Intellectual Property is the application of the concept of property to the intellectual. There are different kinds of IP, such as: patents, which apply to applicable ideas, and are enforceable regardless of another person inventing the same thing independently; copyrights, which apply to creative expressions fixed in a medium; trade-marks, which apply to product-names and logo's; and trade-secrets, like the Coca-Cola recipe. The focus here will be on copyrights and to a lesser extent patents. Trade-marks and trade-secrets are not being criticised here as they are fundamentally different from the first two, and pose much fewer problems.
A distinct characteristic of IP is that it is orthogonal to, and thus crosses with, physical property . For example if I buy a book, I do own the physical object (the paper), but I am not free do with it as I please, because someone else still owns the expressions and ideas inside the book.

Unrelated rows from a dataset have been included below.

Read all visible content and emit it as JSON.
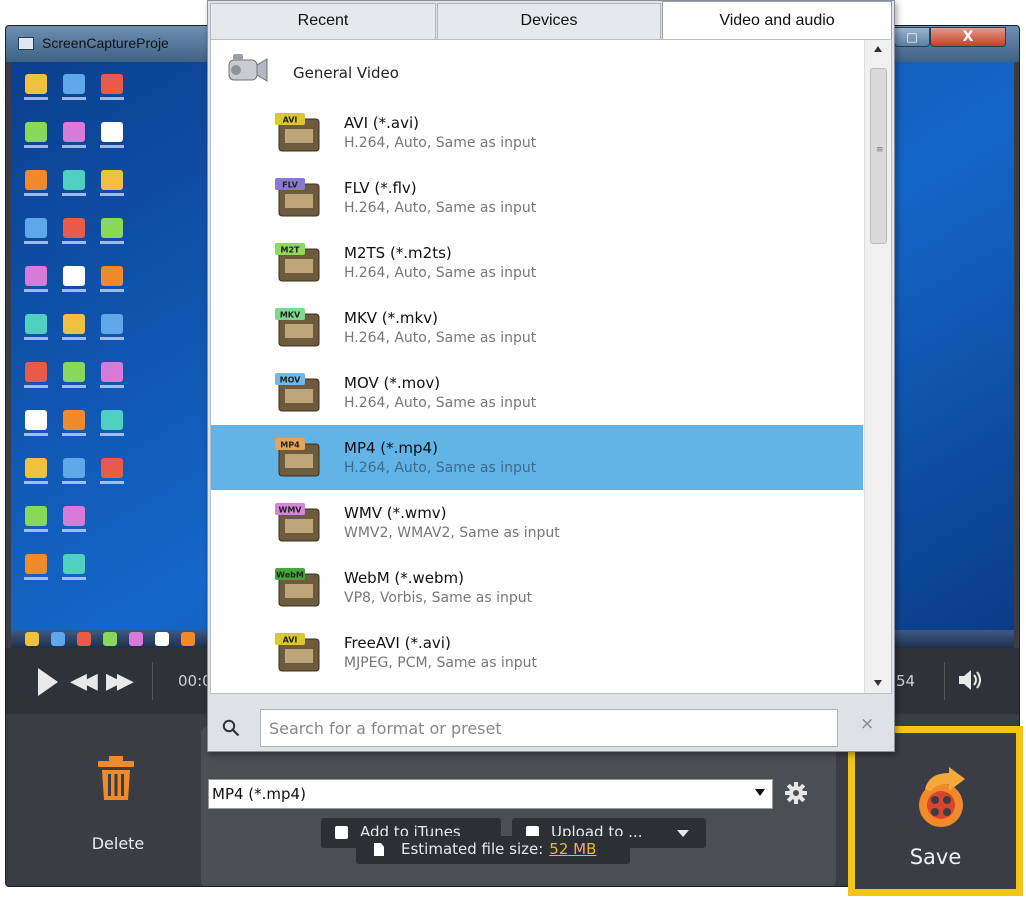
{
  "window": {
    "title": "ScreenCaptureProje",
    "maximize_glyph": "□",
    "close_glyph": "X"
  },
  "player": {
    "time_left": "00:0",
    "time_right": "54",
    "rewind_glyph": "◀◀",
    "forward_glyph": "▶▶"
  },
  "delete": {
    "label": "Delete"
  },
  "export": {
    "selected_format": "MP4 (*.mp4)",
    "add_to_itunes": "Add to iTunes",
    "upload_to": "Upload to ...",
    "estimated_size_label": "Estimated file size:",
    "estimated_size_value": "52 MB"
  },
  "save": {
    "label": "Save"
  },
  "format_popup": {
    "tabs": [
      "Recent",
      "Devices",
      "Video and audio"
    ],
    "active_tab": "Video and audio",
    "group": "General Video",
    "items": [
      {
        "name": "AVI (*.avi)",
        "desc": "H.264, Auto, Same as input",
        "badge": "AVI",
        "badge_color": "#d9c43a"
      },
      {
        "name": "FLV (*.flv)",
        "desc": "H.264, Auto, Same as input",
        "badge": "FLV",
        "badge_color": "#8a78d8"
      },
      {
        "name": "M2TS (*.m2ts)",
        "desc": "H.264, Auto, Same as input",
        "badge": "M2T",
        "badge_color": "#8fd85a"
      },
      {
        "name": "MKV (*.mkv)",
        "desc": "H.264, Auto, Same as input",
        "badge": "MKV",
        "badge_color": "#7fd890"
      },
      {
        "name": "MOV (*.mov)",
        "desc": "H.264, Auto, Same as input",
        "badge": "MOV",
        "badge_color": "#6fb8e8"
      },
      {
        "name": "MP4 (*.mp4)",
        "desc": "H.264, Auto, Same as input",
        "badge": "MP4",
        "badge_color": "#e2a45a",
        "selected": true
      },
      {
        "name": "WMV (*.wmv)",
        "desc": "WMV2, WMAV2, Same as input",
        "badge": "WMV",
        "badge_color": "#d684d8"
      },
      {
        "name": "WebM (*.webm)",
        "desc": "VP8, Vorbis, Same as input",
        "badge": "WebM",
        "badge_color": "#44a73a"
      },
      {
        "name": "FreeAVI (*.avi)",
        "desc": "MJPEG, PCM, Same as input",
        "badge": "AVI",
        "badge_color": "#d9c43a"
      }
    ],
    "search_placeholder": "Search for a format or preset",
    "clear_glyph": "×"
  },
  "colors": {
    "highlight": "#f4c518",
    "selected_row": "#62b3e6",
    "accent_orange": "#f08a2a",
    "link_yellow": "#e7b737"
  },
  "icons": [
    "camera-icon",
    "film-format-icon",
    "search-icon",
    "trash-icon",
    "gear-icon",
    "volume-icon",
    "save-film-icon",
    "file-icon"
  ]
}
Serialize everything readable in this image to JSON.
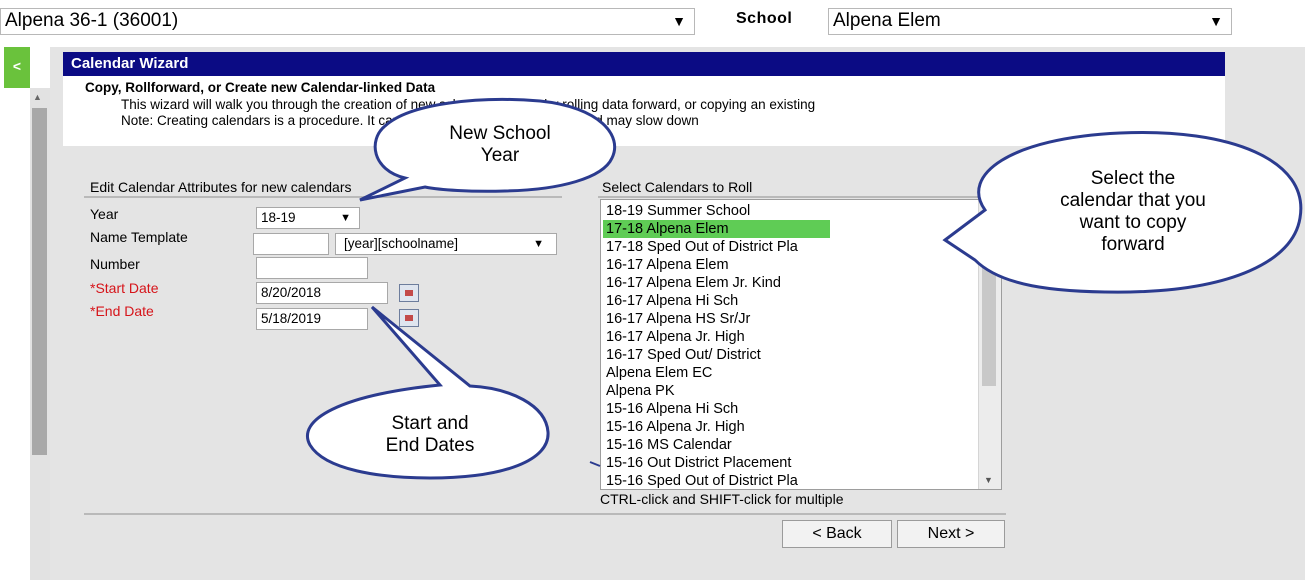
{
  "top": {
    "district_select": "Alpena 36-1 (36001)",
    "school_label": "School",
    "school_select": "Alpena Elem"
  },
  "nav": {
    "collapse_label": "<"
  },
  "wizard": {
    "title": "Calendar Wizard",
    "heading": "Copy, Rollforward, or Create new Calendar-linked Data",
    "line1": "This wizard will walk you through the creation of new school calendars by rolling data forward, or copying an existing",
    "line2": "Note: Creating calendars is a procedure. It can take a long time to complete, and may slow down"
  },
  "attributes": {
    "section_title": "Edit Calendar Attributes for new calendars",
    "year_label": "Year",
    "year_value": "18-19",
    "name_template_label": "Name Template",
    "name_template_value": "",
    "name_template_option": "[year][schoolname]",
    "number_label": "Number",
    "number_value": "",
    "start_date_label": "*Start Date",
    "start_date_value": "8/20/2018",
    "end_date_label": "*End Date",
    "end_date_value": "5/18/2019"
  },
  "roll": {
    "section_title": "Select Calendars to Roll",
    "items": [
      "18-19 Summer School",
      "17-18 Alpena Elem",
      "17-18 Sped Out of District Pla",
      "16-17 Alpena Elem",
      "16-17 Alpena Elem Jr. Kind",
      "16-17 Alpena Hi Sch",
      "16-17 Alpena HS Sr/Jr",
      "16-17 Alpena Jr. High",
      "16-17 Sped Out/ District",
      "Alpena Elem EC",
      "Alpena PK",
      "15-16 Alpena Hi Sch",
      "15-16 Alpena Jr. High",
      "15-16 MS Calendar",
      "15-16 Out District Placement",
      "15-16 Sped Out of District Pla"
    ],
    "selected_index": 1,
    "hint": "CTRL-click and SHIFT-click for multiple"
  },
  "buttons": {
    "back": "< Back",
    "next": "Next >"
  },
  "callouts": {
    "year_l1": "New School",
    "year_l2": "Year",
    "dates_l1": "Start and",
    "dates_l2": "End Dates",
    "select_l1": "Select the",
    "select_l2": "calendar that you",
    "select_l3": "want to copy",
    "select_l4": "forward"
  },
  "colors": {
    "titlebar": "#0b0b84",
    "highlight": "#5fcc55",
    "required": "#d6141a",
    "nav_button": "#6ac23c",
    "callout_stroke": "#2b3b8f"
  }
}
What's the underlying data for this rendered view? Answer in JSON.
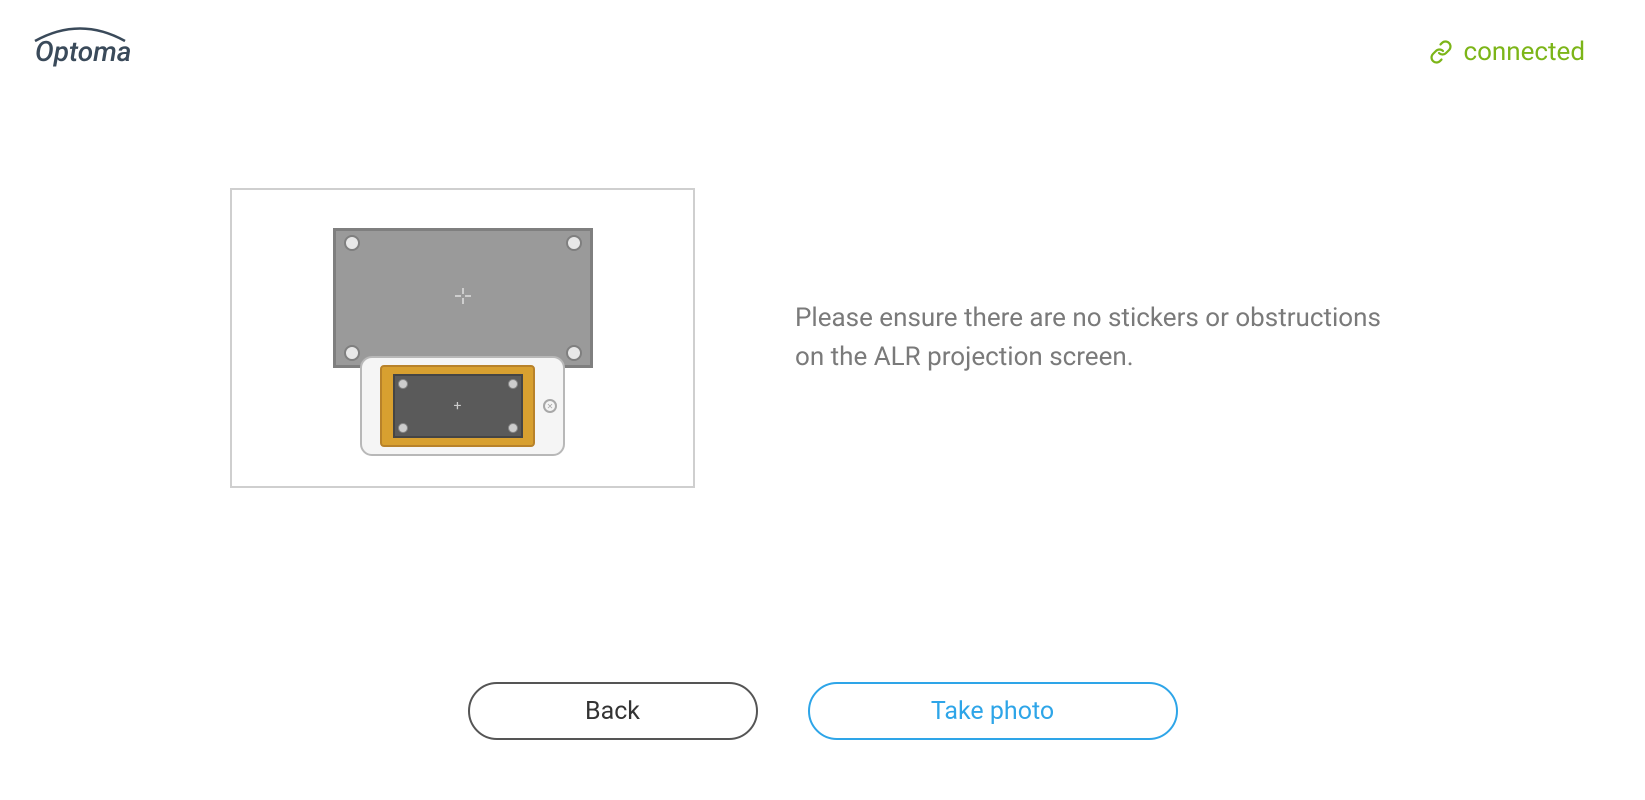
{
  "header": {
    "brand": "Optoma",
    "status_label": "connected"
  },
  "main": {
    "instruction_text": "Please ensure there are no stickers or obstructions on the ALR projection screen."
  },
  "buttons": {
    "back_label": "Back",
    "primary_label": "Take photo"
  },
  "colors": {
    "status_green": "#7cb518",
    "primary_blue": "#2ea5e8"
  }
}
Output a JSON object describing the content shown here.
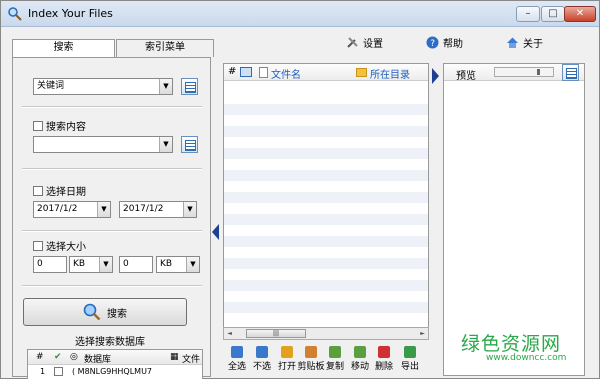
{
  "window": {
    "title": "Index Your Files"
  },
  "tabs": [
    {
      "label": "搜索"
    },
    {
      "label": "索引菜单"
    }
  ],
  "top_menu": [
    {
      "label": "设置",
      "icon": "tools-icon"
    },
    {
      "label": "帮助",
      "icon": "help-icon"
    },
    {
      "label": "关于",
      "icon": "home-icon"
    }
  ],
  "search": {
    "keyword_value": "关键词",
    "content_checkbox_label": "搜索内容",
    "content_value": "",
    "date_checkbox_label": "选择日期",
    "date_from": "2017/1/2",
    "date_to": "2017/1/2",
    "size_checkbox_label": "选择大小",
    "size_min_value": "0",
    "size_min_unit": "KB",
    "size_max_value": "0",
    "size_max_unit": "KB",
    "search_button": "搜索",
    "db_title": "选择搜索数据库"
  },
  "db_table": {
    "headers": {
      "num": "#",
      "name": "数据库",
      "files": "文件"
    },
    "rows": [
      {
        "num": "1",
        "name": "( M8NLG9HHQLMU7"
      }
    ]
  },
  "results": {
    "headers": {
      "num": "#",
      "filename": "文件名",
      "dir": "所在目录"
    }
  },
  "toolbar": [
    {
      "label": "全选",
      "color": "#3a78c9"
    },
    {
      "label": "不选",
      "color": "#3a78c9"
    },
    {
      "label": "打开",
      "color": "#e0a020"
    },
    {
      "label": "剪贴板",
      "color": "#d08030"
    },
    {
      "label": "复制",
      "color": "#5aa040"
    },
    {
      "label": "移动",
      "color": "#5aa040"
    },
    {
      "label": "删除",
      "color": "#d03030"
    },
    {
      "label": "导出",
      "color": "#3a9a4a"
    }
  ],
  "preview": {
    "label": "预览",
    "zoom_fraction": 0.75
  },
  "watermark": {
    "text": "绿色资源网",
    "url": "www.downcc.com"
  },
  "colors": {
    "accent": "#1d5fbf",
    "watermark": "#2aa84a"
  }
}
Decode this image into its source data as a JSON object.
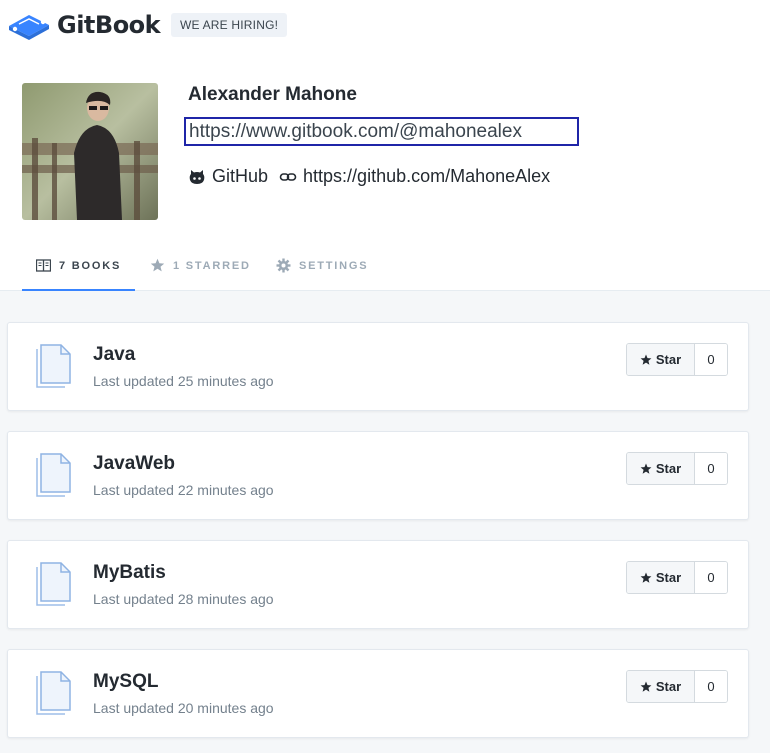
{
  "header": {
    "logo_text": "GitBook",
    "hiring_badge": "WE ARE HIRING!"
  },
  "profile": {
    "name": "Alexander Mahone",
    "url": "https://www.gitbook.com/@mahonealex",
    "github_label": "GitHub",
    "github_url": "https://github.com/MahoneAlex"
  },
  "tabs": [
    {
      "label": "7 BOOKS",
      "icon": "book-open-icon",
      "active": true
    },
    {
      "label": "1 STARRED",
      "icon": "star-icon",
      "active": false
    },
    {
      "label": "SETTINGS",
      "icon": "gear-icon",
      "active": false
    }
  ],
  "books": [
    {
      "title": "Java",
      "updated": "Last updated 25 minutes ago",
      "star_label": "Star",
      "star_count": "0"
    },
    {
      "title": "JavaWeb",
      "updated": "Last updated 22 minutes ago",
      "star_label": "Star",
      "star_count": "0"
    },
    {
      "title": "MyBatis",
      "updated": "Last updated 28 minutes ago",
      "star_label": "Star",
      "star_count": "0"
    },
    {
      "title": "MySQL",
      "updated": "Last updated 20 minutes ago",
      "star_label": "Star",
      "star_count": "0"
    }
  ],
  "colors": {
    "accent": "#3884ff",
    "url_border": "#1f25a8",
    "list_background": "#f5f7f9"
  }
}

With books this is not so problematic as long as books can only be commercially printed, and this printing involves piecemal costs. Adding a little fee for the author is sensible under those conditions, and enforcement is easy because of the centralized nature of publishers, but as this changes and copying becomes free and can be done at home, both piece-wise selling and enforcement can pose ethical problems, as we will argue. In short the functioning of IP, and thus its justifiability depends on historic circumstances.
Importantly, intellectual creations, once created, are not endangered by a tragedy of the commons when held in common. They rather are endangered when appropriated and turned into property. This happens because of what one could call a Tragedy of the Anti-commons, or more fittingly the Tragedy of the Lost Paradise. Imagine a small forest of trees that, once mature, produce an endless amount of fruits. Pick a pear from a branch, and immediately a new one appears, just as edible as the first. Millions could eat from a single branch. This sounds like paradise, doesn't it ? A problem, however is that the trees don't get there by themselves. They need planting, watering, and such care before they start to bear fruit.
Now, to provide themselves with a living the gardeners of the forest - based on their experience with normal plantations - construct a fence around it, making fruit scarce again, and put a fruit-store in front of it, where the fruits are sold piece-wise: a Paradise Lost. It deprives those who cannot pay for something which could, in essence, be multiplied for free. Thus physical objects and intellectual creations are different to such an extent as to make property and intellectual property two fundamentally different concepts, enabling us to hold different views on the justifiability of property and IP.